Par exemple par la création de savings and internal lending communities, des groupes d’épargne et de crédit communautaires. Plus de 40 groupes se sont formés à ce jour dans le cadre du projet. Le principe est simple : les membres versent régulièrement de petites sommes dans une cagnotte. À intervalles définis, chaque membre reçoit un versement qui lui permet par exemple d’acheter des semences, de financer du matériel agricole ou de concrétiser de petites idées commerciales. Il en résulte une certaine sécurité financière pour des personnes qui n’auraient sinon guère accès aux services financiers traditionnels : rares sont les banques à s’établir dans ces zones rurales, du fait entre autres que les petit·es paysan·nes ne peuvent souvent pas présenter des garanties classiques ou des revenus réguliers.

Frais de scolarité payés et revenu complémentaire assuré 

Zayineba Hashim Bultuma, également membre de l’un de ces groupes, explique : « Avant, je n’aurais jamais su où trouver l’argent pour scolariser mes enfants. Maintenant, je peux acheter des manuels scolaires et leur permettre de s’instruire. »  

La mère de famille utilise l’argent du groupe d’épargne pour réaliser de petits investissements : « Il m’arrive d’acheter des légumes pour les revendre au marché avec une marge. » Cette petite activité commerciale lui assure un revenu complémentaire. Depuis, Zayineba Hashim Bultuma s’y connaît mieux en finances et en épargne. Et les connaissances sur les pratiques agricoles acquises lors des différentes formations se révèlent payantes aujourd’hui : sur le demi-hectare de terre hérité de son père, elle met la théorie en pratique en diversifiant ses plantations et en utilisant des méthodes biologiques ainsi que des variétés de semences mieux sélectionnées. « J’ai compris que la façon dont je cultive fait une différence, pas seulement pour aujourd’hui, mais aussi pour les années à venir. » 

Zayineba Hashim Bultuma,38, belongs to Wolda Bishan Qulqulu informal saving SILC group for women. Here she is photographed in a teff farm, a crop for a injera, a staple food for Ethiopia.
« Avant, je n’aurais jamais su où trouver l’argent pour scolariser mes enfants. Maintenant, je peux acheter des manuels scolaires et leur permettre de s’instruire. »
Zayineba Hashim Bultuma

De nouvelles forêts sortent de terre 

Les résultats de ces années de travail sont d’ores et déjà nettement perceptibles : jusqu’à présent, près de 20 000 arbres ont été plantés. Leurs racines stabilisent les sols, des fruits peuvent être récoltés.
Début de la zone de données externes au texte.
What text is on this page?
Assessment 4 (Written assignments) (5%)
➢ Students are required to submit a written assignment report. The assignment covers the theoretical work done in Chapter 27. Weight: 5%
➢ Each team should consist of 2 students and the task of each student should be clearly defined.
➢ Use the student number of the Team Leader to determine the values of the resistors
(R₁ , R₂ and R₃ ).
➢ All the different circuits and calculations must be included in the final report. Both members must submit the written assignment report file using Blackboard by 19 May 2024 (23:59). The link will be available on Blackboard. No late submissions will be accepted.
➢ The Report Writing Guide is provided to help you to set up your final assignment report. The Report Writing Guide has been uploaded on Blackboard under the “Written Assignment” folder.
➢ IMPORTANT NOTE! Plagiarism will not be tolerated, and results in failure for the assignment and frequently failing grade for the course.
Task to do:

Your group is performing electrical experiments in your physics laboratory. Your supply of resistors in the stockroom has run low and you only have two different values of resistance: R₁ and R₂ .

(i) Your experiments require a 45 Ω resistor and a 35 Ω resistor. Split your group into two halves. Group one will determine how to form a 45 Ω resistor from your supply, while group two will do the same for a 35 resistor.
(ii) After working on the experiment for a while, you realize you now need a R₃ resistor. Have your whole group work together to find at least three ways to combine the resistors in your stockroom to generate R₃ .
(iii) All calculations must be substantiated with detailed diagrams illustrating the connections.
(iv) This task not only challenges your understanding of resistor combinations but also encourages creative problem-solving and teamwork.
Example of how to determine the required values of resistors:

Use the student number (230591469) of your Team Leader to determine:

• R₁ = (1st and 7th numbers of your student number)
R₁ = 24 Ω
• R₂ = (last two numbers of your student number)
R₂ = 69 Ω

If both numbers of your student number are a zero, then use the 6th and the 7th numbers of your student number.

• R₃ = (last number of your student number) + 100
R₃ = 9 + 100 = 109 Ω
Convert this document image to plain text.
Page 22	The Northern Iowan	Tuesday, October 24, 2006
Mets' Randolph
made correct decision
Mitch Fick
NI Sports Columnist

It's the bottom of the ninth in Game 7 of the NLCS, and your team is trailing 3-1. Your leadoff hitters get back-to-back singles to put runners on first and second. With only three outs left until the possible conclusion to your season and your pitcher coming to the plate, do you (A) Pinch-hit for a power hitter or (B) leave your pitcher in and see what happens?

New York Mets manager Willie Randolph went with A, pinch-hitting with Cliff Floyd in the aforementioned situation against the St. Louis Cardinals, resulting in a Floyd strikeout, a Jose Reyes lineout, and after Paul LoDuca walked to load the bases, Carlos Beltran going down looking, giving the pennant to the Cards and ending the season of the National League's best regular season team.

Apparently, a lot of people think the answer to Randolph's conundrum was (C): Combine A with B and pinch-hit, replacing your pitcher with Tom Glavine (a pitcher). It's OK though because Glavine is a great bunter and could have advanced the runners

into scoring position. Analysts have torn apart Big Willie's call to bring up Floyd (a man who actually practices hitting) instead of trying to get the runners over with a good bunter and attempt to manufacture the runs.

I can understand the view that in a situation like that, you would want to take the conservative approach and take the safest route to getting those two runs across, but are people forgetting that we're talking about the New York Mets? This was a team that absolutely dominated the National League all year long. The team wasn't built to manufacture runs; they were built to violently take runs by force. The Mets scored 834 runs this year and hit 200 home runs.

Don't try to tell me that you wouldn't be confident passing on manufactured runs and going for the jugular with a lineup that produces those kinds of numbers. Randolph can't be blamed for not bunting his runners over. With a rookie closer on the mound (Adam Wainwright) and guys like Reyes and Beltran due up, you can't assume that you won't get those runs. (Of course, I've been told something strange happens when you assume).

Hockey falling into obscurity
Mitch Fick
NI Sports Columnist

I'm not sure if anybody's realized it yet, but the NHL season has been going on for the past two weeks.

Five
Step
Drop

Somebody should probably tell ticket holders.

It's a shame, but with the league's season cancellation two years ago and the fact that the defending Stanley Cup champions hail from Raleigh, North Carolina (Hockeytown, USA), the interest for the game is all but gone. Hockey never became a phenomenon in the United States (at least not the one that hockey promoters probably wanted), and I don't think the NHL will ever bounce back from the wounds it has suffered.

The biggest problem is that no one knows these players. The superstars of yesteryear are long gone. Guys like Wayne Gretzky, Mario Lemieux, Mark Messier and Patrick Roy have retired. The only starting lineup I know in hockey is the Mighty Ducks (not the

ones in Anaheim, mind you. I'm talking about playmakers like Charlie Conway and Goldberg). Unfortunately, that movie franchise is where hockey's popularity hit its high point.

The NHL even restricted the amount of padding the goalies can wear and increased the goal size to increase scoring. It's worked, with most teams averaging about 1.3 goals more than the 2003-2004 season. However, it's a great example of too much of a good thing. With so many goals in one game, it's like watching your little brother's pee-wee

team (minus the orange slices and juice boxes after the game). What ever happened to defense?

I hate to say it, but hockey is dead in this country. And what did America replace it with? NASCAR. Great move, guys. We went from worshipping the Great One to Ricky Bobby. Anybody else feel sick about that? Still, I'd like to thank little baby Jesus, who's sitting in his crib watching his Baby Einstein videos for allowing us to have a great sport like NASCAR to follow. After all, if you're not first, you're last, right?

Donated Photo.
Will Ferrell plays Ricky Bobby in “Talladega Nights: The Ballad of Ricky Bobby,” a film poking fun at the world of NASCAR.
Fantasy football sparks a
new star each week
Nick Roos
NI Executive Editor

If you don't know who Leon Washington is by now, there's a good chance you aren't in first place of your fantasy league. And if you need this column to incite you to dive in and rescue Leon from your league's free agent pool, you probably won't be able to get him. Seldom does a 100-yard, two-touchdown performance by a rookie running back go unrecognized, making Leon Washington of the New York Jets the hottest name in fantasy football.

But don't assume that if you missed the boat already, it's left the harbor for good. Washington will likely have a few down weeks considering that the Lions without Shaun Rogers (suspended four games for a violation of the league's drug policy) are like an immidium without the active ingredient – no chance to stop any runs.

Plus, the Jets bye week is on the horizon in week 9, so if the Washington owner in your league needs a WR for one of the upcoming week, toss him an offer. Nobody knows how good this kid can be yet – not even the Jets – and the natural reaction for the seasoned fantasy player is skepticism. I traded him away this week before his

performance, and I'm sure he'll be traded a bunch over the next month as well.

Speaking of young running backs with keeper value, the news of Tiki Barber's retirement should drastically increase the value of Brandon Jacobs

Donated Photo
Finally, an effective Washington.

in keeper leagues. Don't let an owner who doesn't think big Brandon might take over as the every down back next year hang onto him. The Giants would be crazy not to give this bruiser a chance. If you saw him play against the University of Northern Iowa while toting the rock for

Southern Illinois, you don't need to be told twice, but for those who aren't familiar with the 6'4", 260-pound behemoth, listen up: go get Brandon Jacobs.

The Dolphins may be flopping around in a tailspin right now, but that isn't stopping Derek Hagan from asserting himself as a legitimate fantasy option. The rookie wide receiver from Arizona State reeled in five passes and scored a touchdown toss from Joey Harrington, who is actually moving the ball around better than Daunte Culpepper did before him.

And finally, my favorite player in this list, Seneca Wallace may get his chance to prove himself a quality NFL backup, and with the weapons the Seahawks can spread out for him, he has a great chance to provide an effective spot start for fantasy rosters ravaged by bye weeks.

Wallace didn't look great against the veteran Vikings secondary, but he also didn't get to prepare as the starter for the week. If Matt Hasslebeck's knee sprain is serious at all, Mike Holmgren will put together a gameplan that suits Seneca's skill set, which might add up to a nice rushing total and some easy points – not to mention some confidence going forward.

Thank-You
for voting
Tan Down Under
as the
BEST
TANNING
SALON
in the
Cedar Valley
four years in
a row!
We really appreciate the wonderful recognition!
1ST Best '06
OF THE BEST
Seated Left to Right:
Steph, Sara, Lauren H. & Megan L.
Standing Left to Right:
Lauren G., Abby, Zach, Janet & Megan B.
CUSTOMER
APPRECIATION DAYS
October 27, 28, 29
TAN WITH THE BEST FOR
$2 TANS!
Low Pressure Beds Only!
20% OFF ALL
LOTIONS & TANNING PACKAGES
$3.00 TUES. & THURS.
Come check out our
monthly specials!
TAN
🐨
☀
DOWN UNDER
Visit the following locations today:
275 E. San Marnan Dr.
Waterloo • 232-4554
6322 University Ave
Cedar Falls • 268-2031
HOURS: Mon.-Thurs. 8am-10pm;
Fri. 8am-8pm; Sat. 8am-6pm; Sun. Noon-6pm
Parallèlement, des dizaines de tranchées ont été creusées, des centaines d’agriculteur·trices ont bénéficié de semences améliorées et de formations en agriculture et élevage durables.  

Le paysage lui-même est méconnaissable : là où naguère des terrains en pente arides s’asséchaient et s’effondraient, on trouve aujourd’hui des herbes hautes jusqu’aux genoux et de petites forêts. Progressivement, les ravines se sont comblées. Le sol est à nouveau capable d’emmagasiner l’eau et peut désormais la conserver plusieurs mois pendant la saison sèche. Les fruits et légumes peuvent pousser, le microclimat s’améliore progressivement.

Il y a quelques années, ce paysage était en friche. Aujourd’hui, Zayineba Hashim Bultuma se promène dans une forêt en devenir – aujourd'hui, une jeune forêt pousse sur ce versant.

Mais l’exemple le plus impressionnant de la réussite du projet se trouve sans doute en descendant dans un petit ravin tout proche. De loin, cela ressemble encore à un léger murmure, mais rapidement, on finit par percevoir un bruissement constant. Tarie pendant des décennies, une source jaillit aujourd’hui à nouveau de la roche brune pour alimenter un petit ruisseau. « Le retour de l’eau prouve que les mesures prises portent bien leurs fruits. Nous allons donc poursuivre sur cette voie. »

La nature est reconnaissante : de l’eau coule à nouveau de cette source tarie depuis des décennies.